The Medicare Advantage Star Rating program, used to help Medicare beneficiaries compare different health plans based on their quality and performance, changes routinely. Below are some highlights of the proposed changes to the program in 2026.
- Measure Weight Adjustments: The weights for the patient experience, complaints, and access measures will be reduced from 4 to 2 in 2026
- Health Equity Index (HEI): In 2027, a new HEI will replace the reward factor to incentivize plans that address care disparities
- New and Returning Measures:
- Kidney Health Evaluation for Patients with Diabetes (new, spin-off of CDC measure)
- Improving or Maintaining Physical and Mental Health (new weighting)

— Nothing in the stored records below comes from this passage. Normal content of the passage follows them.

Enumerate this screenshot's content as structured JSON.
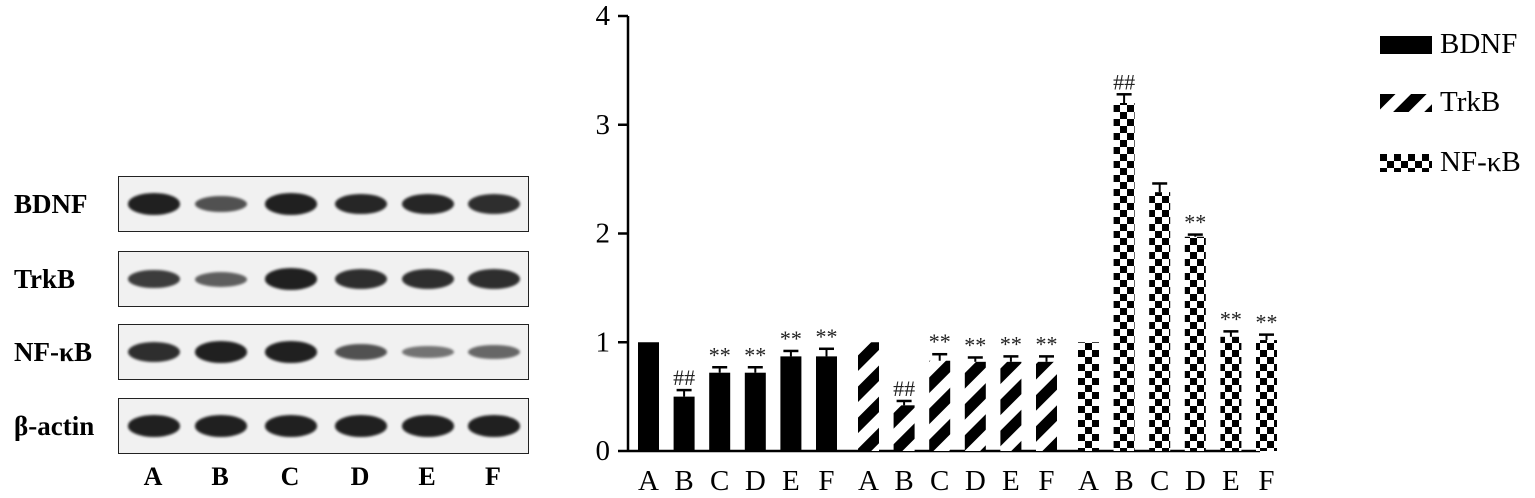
{
  "blot": {
    "rows": [
      {
        "label": "BDNF",
        "intensity": [
          0.95,
          0.6,
          0.95,
          0.9,
          0.9,
          0.85
        ]
      },
      {
        "label": "TrkB",
        "intensity": [
          0.75,
          0.5,
          0.95,
          0.85,
          0.85,
          0.85
        ]
      },
      {
        "label": "NF-κB",
        "intensity": [
          0.85,
          0.95,
          0.95,
          0.6,
          0.35,
          0.45
        ]
      },
      {
        "label": "β-actin",
        "intensity": [
          0.95,
          0.95,
          0.95,
          0.95,
          0.95,
          0.95
        ]
      }
    ],
    "lanes": [
      "A",
      "B",
      "C",
      "D",
      "E",
      "F"
    ]
  },
  "chart_data": {
    "type": "bar",
    "ylim": [
      0,
      4
    ],
    "yticks": [
      "0",
      "1",
      "2",
      "3",
      "4"
    ],
    "categories": [
      "A",
      "B",
      "C",
      "D",
      "E",
      "F"
    ],
    "series": [
      {
        "name": "BDNF",
        "pattern": "solid",
        "values": [
          1.0,
          0.5,
          0.72,
          0.72,
          0.87,
          0.87
        ],
        "errors": [
          0,
          0.06,
          0.05,
          0.05,
          0.05,
          0.07
        ],
        "annotations": [
          "",
          "##",
          "**",
          "**",
          "**",
          "**"
        ]
      },
      {
        "name": "TrkB",
        "pattern": "diagonal",
        "values": [
          1.0,
          0.42,
          0.83,
          0.82,
          0.82,
          0.82
        ],
        "errors": [
          0,
          0.04,
          0.06,
          0.04,
          0.05,
          0.05
        ],
        "annotations": [
          "",
          "##",
          "**",
          "**",
          "**",
          "**"
        ]
      },
      {
        "name": "NF-κB",
        "pattern": "checker",
        "values": [
          1.0,
          3.2,
          2.38,
          1.97,
          1.05,
          1.02
        ],
        "errors": [
          0,
          0.08,
          0.08,
          0.02,
          0.05,
          0.05
        ],
        "annotations": [
          "",
          "##",
          "",
          "**",
          "**",
          "**"
        ]
      }
    ],
    "legend_position": "top-right",
    "colors": {
      "bar": "#000000",
      "background": "#ffffff"
    }
  }
}
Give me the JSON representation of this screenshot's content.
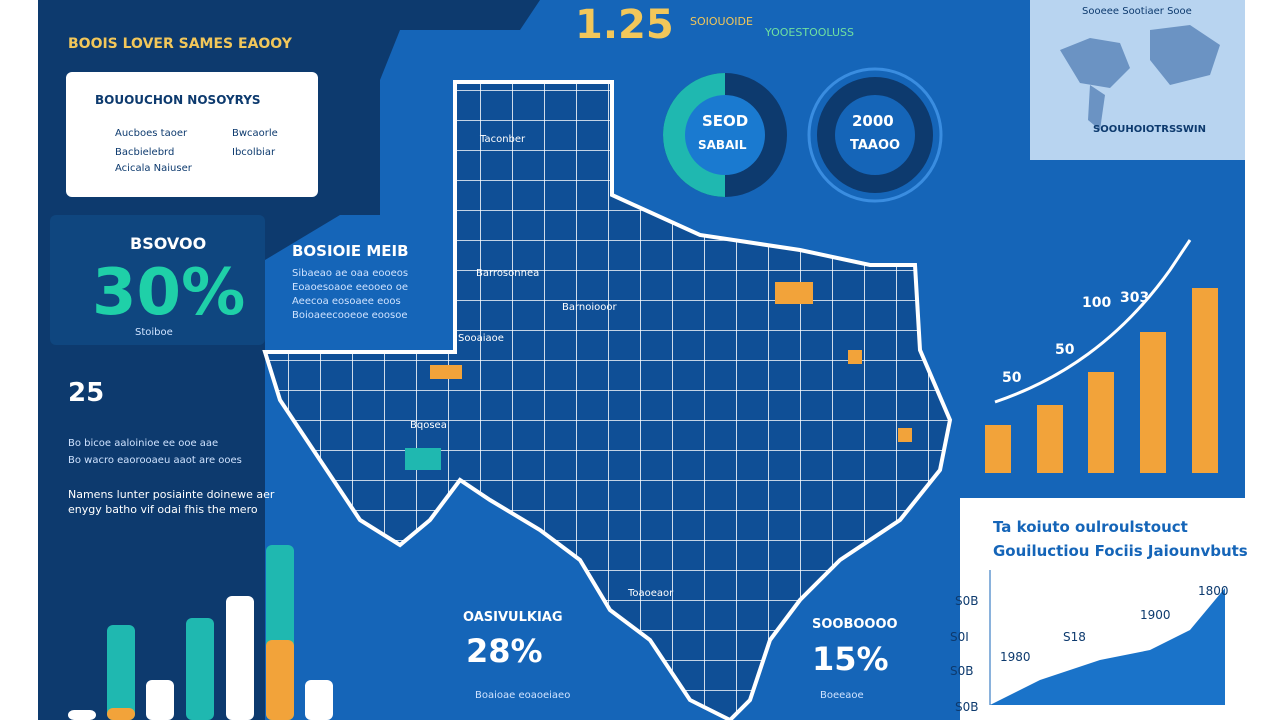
{
  "header": {
    "title": "BOOIS LOVER SAMES EAOOY",
    "stat": "1.25",
    "stat_note_1": "SOIOUOIDE",
    "stat_note_2": "YOOESTOOLUSS"
  },
  "legend_card": {
    "title": "BOUOUCHON NOSOYRYS",
    "items": [
      "Aucboes taoer",
      "Bacbielebrd",
      "Acicala Naiuser",
      "Bwcaorle",
      "Ibcolbiar"
    ]
  },
  "left_stat": {
    "label": "BSOVOO",
    "value": "30%",
    "note": "Stoiboe"
  },
  "left_block": {
    "number": "25",
    "lines": [
      "Bo bicoe aaloinioe ee ooe aae",
      "Bo wacro eaorooaeu aaot are ooes"
    ],
    "paragraph": [
      "Namens lunter posiainte doinewe aer",
      "enygy batho vif odai fhis the mero"
    ]
  },
  "middle_block": {
    "title": "BOSIOIE MEIB",
    "lines": [
      "Sibaeao ae oaa eooeos",
      "Eoaoesoaoe eeooeo oe",
      "Aeecoa eosoaee eoos",
      "Boioaeecooeoe eoosoe"
    ]
  },
  "donuts": [
    {
      "top": "SEOD",
      "bottom": "SABAIL"
    },
    {
      "top": "2000",
      "bottom": "TAAOO"
    }
  ],
  "world_card": {
    "caption": "SOOUHOIOTRSSWIN",
    "top": "Sooeee Sootiaer Sooe"
  },
  "right_chart": {
    "labels": [
      "100",
      "303",
      "50",
      "50"
    ]
  },
  "map_labels": [
    "Taconber",
    "Barrosonnea",
    "Barnoiooor",
    "Sooaiaoe",
    "Bqosea",
    "Toaoeaor"
  ],
  "bottom_stats": [
    {
      "label": "OASIVULKIAG",
      "value": "28%",
      "note": "Boaioae eoaoeiaeo"
    },
    {
      "label": "SOOBOOOO",
      "value": "15%",
      "note": "Boeeaoe"
    }
  ],
  "trend_card": {
    "title_1": "Ta koiuto oulroulstouct",
    "title_2": "Gouiluctiou Fociis Jaiounvbuts",
    "y_labels": [
      "S0B",
      "S0I",
      "S0B",
      "S0B"
    ],
    "point_labels": [
      "1800",
      "1900",
      "S18",
      "1980"
    ]
  }
}
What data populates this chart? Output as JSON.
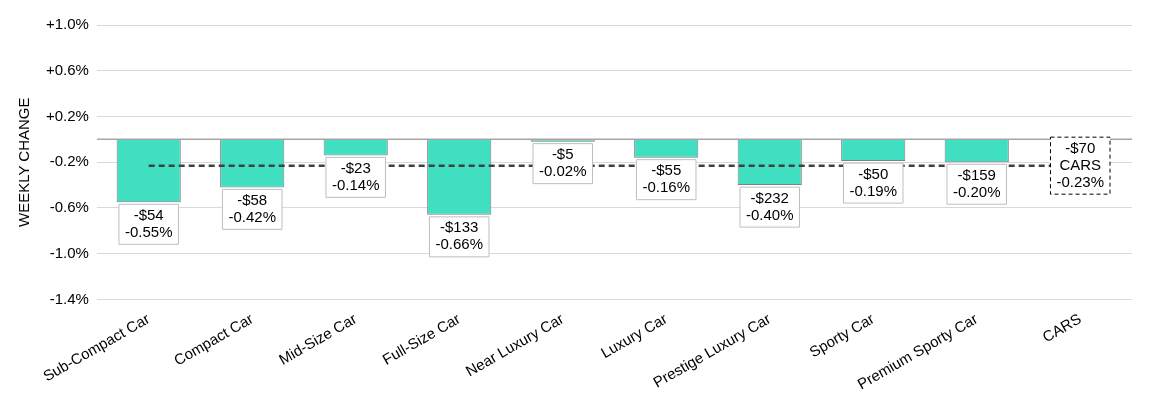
{
  "chart_data": {
    "type": "bar",
    "ylabel": "WEEKLY CHANGE",
    "categories": [
      "Sub-Compact Car",
      "Compact Car",
      "Mid-Size Car",
      "Full-Size Car",
      "Near Luxury Car",
      "Luxury Car",
      "Prestige Luxury Car",
      "Sporty Car",
      "Premium Sporty Car",
      "CARS"
    ],
    "values": [
      -0.55,
      -0.42,
      -0.14,
      -0.66,
      -0.02,
      -0.16,
      -0.4,
      -0.19,
      -0.2,
      null
    ],
    "value_labels": [
      "-$54\n-0.55%",
      "-$58\n-0.42%",
      "-$23\n-0.14%",
      "-$133\n-0.66%",
      "-$5\n-0.02%",
      "-$55\n-0.16%",
      "-$232\n-0.40%",
      "-$50\n-0.19%",
      "-$159\n-0.20%",
      null
    ],
    "color": "#40dfc1",
    "ylim": [
      -1.4,
      1.0
    ],
    "yticks": [
      {
        "value": 1.0,
        "label": "+1.0%"
      },
      {
        "value": 0.6,
        "label": "+0.6%"
      },
      {
        "value": 0.2,
        "label": "+0.2%"
      },
      {
        "value": -0.2,
        "label": "-0.2%"
      },
      {
        "value": -0.6,
        "label": "-0.6%"
      },
      {
        "value": -1.0,
        "label": "-1.0%"
      },
      {
        "value": -1.4,
        "label": "-1.4%"
      }
    ],
    "grid": "y",
    "legend": false,
    "ref_lines": [
      {
        "axis": "y",
        "value": 0,
        "color": "#a6a6a6",
        "line_style": "solid"
      },
      {
        "axis": "y",
        "value": -0.23,
        "label": "-$70\nCARS\n-0.23%",
        "color": "#404040",
        "line_style": "dashed"
      }
    ]
  }
}
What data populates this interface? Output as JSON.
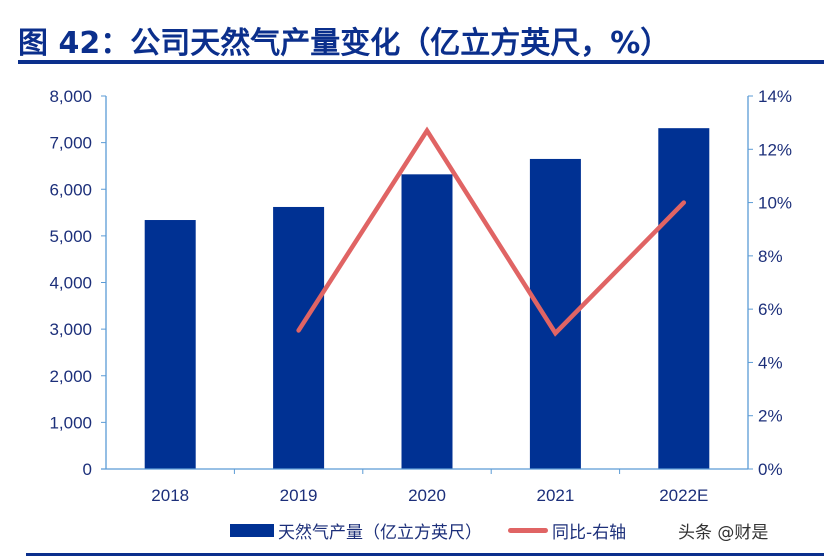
{
  "title": "图 42：公司天然气产量变化（亿立方英尺，%）",
  "watermark": "头条 @财是",
  "chart_data": {
    "type": "bar+line",
    "title": "图 42：公司天然气产量变化（亿立方英尺，%）",
    "categories": [
      "2018",
      "2019",
      "2020",
      "2021",
      "2022E"
    ],
    "series": [
      {
        "name": "天然气产量（亿立方英尺）",
        "type": "bar",
        "axis": "left",
        "color": "#003193",
        "values": [
          5340,
          5620,
          6320,
          6650,
          7310
        ]
      },
      {
        "name": "同比-右轴",
        "type": "line",
        "axis": "right",
        "color": "#e06464",
        "values": [
          null,
          5.2,
          12.7,
          5.1,
          10.0
        ]
      }
    ],
    "left_axis": {
      "ylim": [
        0,
        8000
      ],
      "ticks": [
        "0",
        "1,000",
        "2,000",
        "3,000",
        "4,000",
        "5,000",
        "6,000",
        "7,000",
        "8,000"
      ]
    },
    "right_axis": {
      "ylim": [
        0,
        14
      ],
      "ticks": [
        "0%",
        "2%",
        "4%",
        "6%",
        "8%",
        "10%",
        "12%",
        "14%"
      ]
    },
    "grid": false,
    "legend": "bottom"
  }
}
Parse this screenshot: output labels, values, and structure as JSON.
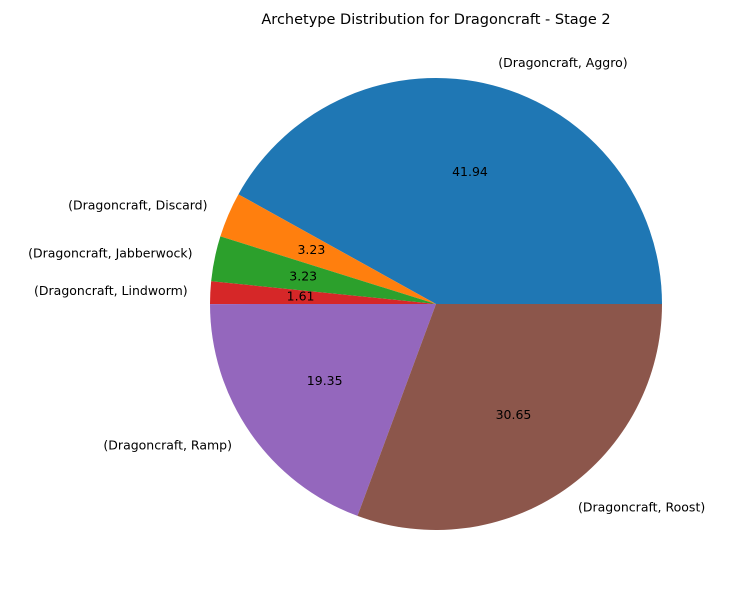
{
  "chart_data": {
    "type": "pie",
    "title": "Archetype Distribution for Dragoncraft - Stage 2",
    "labels": [
      "(Dragoncraft, Aggro)",
      "(Dragoncraft, Discard)",
      "(Dragoncraft, Jabberwock)",
      "(Dragoncraft, Lindworm)",
      "(Dragoncraft, Ramp)",
      "(Dragoncraft, Roost)"
    ],
    "values": [
      41.94,
      3.23,
      3.23,
      1.61,
      19.35,
      30.65
    ],
    "value_labels": [
      "41.94",
      "3.23",
      "3.23",
      "1.61",
      "19.35",
      "30.65"
    ],
    "colors": [
      "#1f77b4",
      "#ff7f0e",
      "#2ca02c",
      "#d62728",
      "#9467bd",
      "#8c564b"
    ],
    "start_angle_deg": 0,
    "direction": "counterclockwise",
    "legend": "none"
  }
}
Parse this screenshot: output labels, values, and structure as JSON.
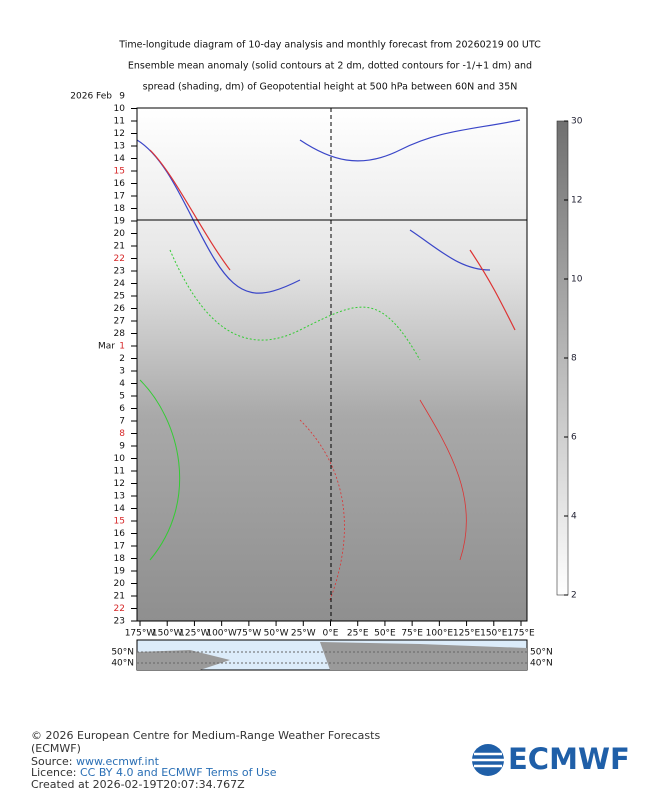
{
  "title_lines": [
    "Time-longitude diagram of 10-day analysis and monthly forecast from 20260219 00 UTC",
    "Ensemble mean anomaly (solid contours at 2 dm, dotted contours for -1/+1 dm) and",
    "spread (shading, dm) of Geopotential height at 500 hPa between 60N and 35N"
  ],
  "date_labels": [
    {
      "prefix": "2026 Feb",
      "day": "9"
    },
    {
      "day": "10"
    },
    {
      "day": "11"
    },
    {
      "day": "12"
    },
    {
      "day": "13"
    },
    {
      "day": "14"
    },
    {
      "day": "15",
      "color": "#d62728"
    },
    {
      "day": "16"
    },
    {
      "day": "17"
    },
    {
      "day": "18"
    },
    {
      "day": "19"
    },
    {
      "day": "20"
    },
    {
      "day": "21"
    },
    {
      "day": "22",
      "color": "#d62728"
    },
    {
      "day": "23"
    },
    {
      "day": "24"
    },
    {
      "day": "25"
    },
    {
      "day": "26"
    },
    {
      "day": "27"
    },
    {
      "day": "28"
    },
    {
      "prefix": "Mar",
      "day": "1",
      "color": "#d62728"
    },
    {
      "day": "2"
    },
    {
      "day": "3"
    },
    {
      "day": "4"
    },
    {
      "day": "5"
    },
    {
      "day": "6"
    },
    {
      "day": "7"
    },
    {
      "day": "8",
      "color": "#d62728"
    },
    {
      "day": "9"
    },
    {
      "day": "10"
    },
    {
      "day": "11"
    },
    {
      "day": "12"
    },
    {
      "day": "13"
    },
    {
      "day": "14"
    },
    {
      "day": "15",
      "color": "#d62728"
    },
    {
      "day": "16"
    },
    {
      "day": "17"
    },
    {
      "day": "18"
    },
    {
      "day": "19"
    },
    {
      "day": "20"
    },
    {
      "day": "21"
    },
    {
      "day": "22",
      "color": "#d62728"
    },
    {
      "day": "23"
    }
  ],
  "longitude_labels": [
    "175°W",
    "150°W",
    "125°W",
    "100°W",
    "75°W",
    "50°W",
    "25°W",
    "0°E",
    "25°E",
    "50°E",
    "75°E",
    "100°E",
    "125°E",
    "150°E",
    "175°E"
  ],
  "colorbar_labels": [
    "30",
    "12",
    "10",
    "8",
    "6",
    "4",
    "2"
  ],
  "map_labels": [
    "50°N",
    "40°N"
  ],
  "footer": {
    "copyright": "© 2026 European Centre for Medium-Range Weather Forecasts",
    "org": "(ECMWF)",
    "source_prefix": "Source: ",
    "source_link": "www.ecmwf.int",
    "licence_prefix": "Licence: ",
    "licence_link": "CC BY 4.0 and ECMWF Terms of Use",
    "created": "Created at 2026-02-19T20:07:34.767Z"
  },
  "logo": "ECMWF"
}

- Polypharmacy Measures: New measures will focus on medication safety for older adults, specifically concerning anticholinergics and central nervous system agents
- Quality Improvement Measure: The “hold harmless” provision will apply only to 5-star plans starting in 2026
Other coverage and proposed changes in the CMS 2026 Proposed Rules
The proposed rules included several changes to make Medicare plans competitive on issues that matter to Medicare beneficiaries:
- GLP-1 Coverage: Anti-obesity medications (AOMs) are “permitted” for coverage for Medicare and Medicaid beneficiaries managing chronic weight issues
- Prior Authorization Restrictions: This section outlines when MA plans can apply utilization management and ensures plan coverage policies are transparent and publicly available. The use of AI is restricted
- Promoting Access to Behavioral Health Providers: MA will align mental health cost-sharing with Traditional Medicare, ensuring equitable access for underserved populations
- Consumer Protection: Expanding oversight on marketing materials and increased transparency in provider directories and pharmacy contracts
- Access to Generic Drugs: Requiring pharmacy benefit managers (PBMs) to stop favoring brand name drugs over generics or biosimilars due to rebate arrangements
- Access to Supplemental Benefits via Debit Cards: Plans can no longer promote the dollar value of supplemental benefits via debit cards
- Medical Loss Ratio (MLR) Changes:
- Requirements that provide incentive and bonus arrangements are tied to clinical or quality improvement standards to be included in the MA MLR numerator
- Administrative costs are required to be excluded from quality-improving activities in the MA and Part D MLR numerators
When will the 2026 proposed rules go into effect?
As the healthcare industry navigates these proposed changes, it is essential for stakeholders to stay informed and proactive. CMS has opened a public comment period on the proposed rules, which will close on January 27, 2025. However, these rules will not be finalized until the new Trump administration takes office and determines the future direction of these proposed changes.
Quality and stars managers should use this time to evaluate the potential impacts on their operations, identify areas requiring adaptation, and begin strategic planning to align with potential new regulations.